L’ho conosciuto che correva in Formula Ford, si chiamava Ayrton Senna da Silva ma poi ha scelto di portare solo il cognome di sua madre, di origini napoletane e l’ho seguito durante la sua carriera, mi ha regalato molti scoop emozionanti ma il giorno che è morto non ero a Imola perché avevo l’esame di subacquea. E chi se la dimentica quella giornata: ero appena uscita dall’acqua per la prova per il brevetto open, ero a Sant’Angelo, nella mia Ischia. I miei colleghi sub mi dissero: vedi che Senna ha avuto un brutto incidente.

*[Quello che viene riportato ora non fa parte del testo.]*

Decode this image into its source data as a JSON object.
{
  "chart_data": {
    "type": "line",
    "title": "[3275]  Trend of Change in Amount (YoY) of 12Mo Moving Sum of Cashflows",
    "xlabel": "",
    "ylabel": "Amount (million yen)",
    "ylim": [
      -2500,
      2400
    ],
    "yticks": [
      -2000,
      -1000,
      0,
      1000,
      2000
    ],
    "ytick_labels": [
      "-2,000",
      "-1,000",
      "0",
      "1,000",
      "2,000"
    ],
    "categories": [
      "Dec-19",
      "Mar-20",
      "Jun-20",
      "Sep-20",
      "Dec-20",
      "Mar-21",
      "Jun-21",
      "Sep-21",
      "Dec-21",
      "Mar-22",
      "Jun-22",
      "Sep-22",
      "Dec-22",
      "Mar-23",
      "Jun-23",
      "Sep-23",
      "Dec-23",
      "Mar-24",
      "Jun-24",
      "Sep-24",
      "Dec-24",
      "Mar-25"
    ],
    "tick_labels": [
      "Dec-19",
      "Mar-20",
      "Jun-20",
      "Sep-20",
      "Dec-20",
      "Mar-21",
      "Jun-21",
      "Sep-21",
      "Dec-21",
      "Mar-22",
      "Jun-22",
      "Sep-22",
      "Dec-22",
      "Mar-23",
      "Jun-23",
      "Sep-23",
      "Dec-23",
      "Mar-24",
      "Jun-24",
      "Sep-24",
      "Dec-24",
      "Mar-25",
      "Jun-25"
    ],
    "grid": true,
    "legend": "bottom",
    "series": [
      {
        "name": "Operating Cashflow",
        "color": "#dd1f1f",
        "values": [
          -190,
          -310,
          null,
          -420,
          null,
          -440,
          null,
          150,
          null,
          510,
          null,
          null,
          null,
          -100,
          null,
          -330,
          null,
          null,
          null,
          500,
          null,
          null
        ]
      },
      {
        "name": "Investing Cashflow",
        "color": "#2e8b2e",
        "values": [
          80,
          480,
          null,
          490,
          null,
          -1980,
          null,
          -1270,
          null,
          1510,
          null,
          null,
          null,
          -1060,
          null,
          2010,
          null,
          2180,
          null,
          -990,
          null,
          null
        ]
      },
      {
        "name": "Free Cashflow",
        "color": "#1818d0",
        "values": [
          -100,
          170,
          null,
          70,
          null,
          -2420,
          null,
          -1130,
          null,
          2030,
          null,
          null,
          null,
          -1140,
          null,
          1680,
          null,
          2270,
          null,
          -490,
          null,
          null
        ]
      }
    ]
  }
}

Tornai di corsa a casa di mio fratello dove stavo in quei giorni ed accesi la tv giusto quando annunciarono che Ayrton era morto. E da allora io non me la sento di vedere la Formula 1.

Senna

Ogni volta ci provo ma troppi ricordi affollano la mia mente: Ayrton che pulisce il casco mentre siamo seduti sulle gomme nella prima intervista. Che mi fa entrare mentre sta girando uno spot pubblicitario a dispetto dello sponsor. Che si concede alle mie domande per l’Europeo mentre non parla con gli altri. Che telefona con me al mio direttore di allora, Marcello Sabbatini. E quando mi offre un suo pass per entrare al GP di Francia… E l’ultima intervista quando tutti dicevano che si sarebbe ritirato… E poi ai box suo fratello, mamma Joanna, l’impegno nel sociale per aiutare i bimbi sfortunati, la pastasciutta e quel messaggio registrato per un ragazzino ricoverato in coma all’ospedale di Imola . “Ana, non lo scrivere”, mi disse allora: pudico sempre quando faceva qualcosa per aiutare gli altri. Faceva tanto bene ma non lo diceva a nessuno. Una perdita vera, non solo per l’ automobilismo (un mondo al quale stava diventando scomodo quale paladino della sicurezza) e per la sua famiglia, ma per tutti, perché era un esempio positivo. Addio, Ayrton. Trent’anni dopo, un ricordo immutato.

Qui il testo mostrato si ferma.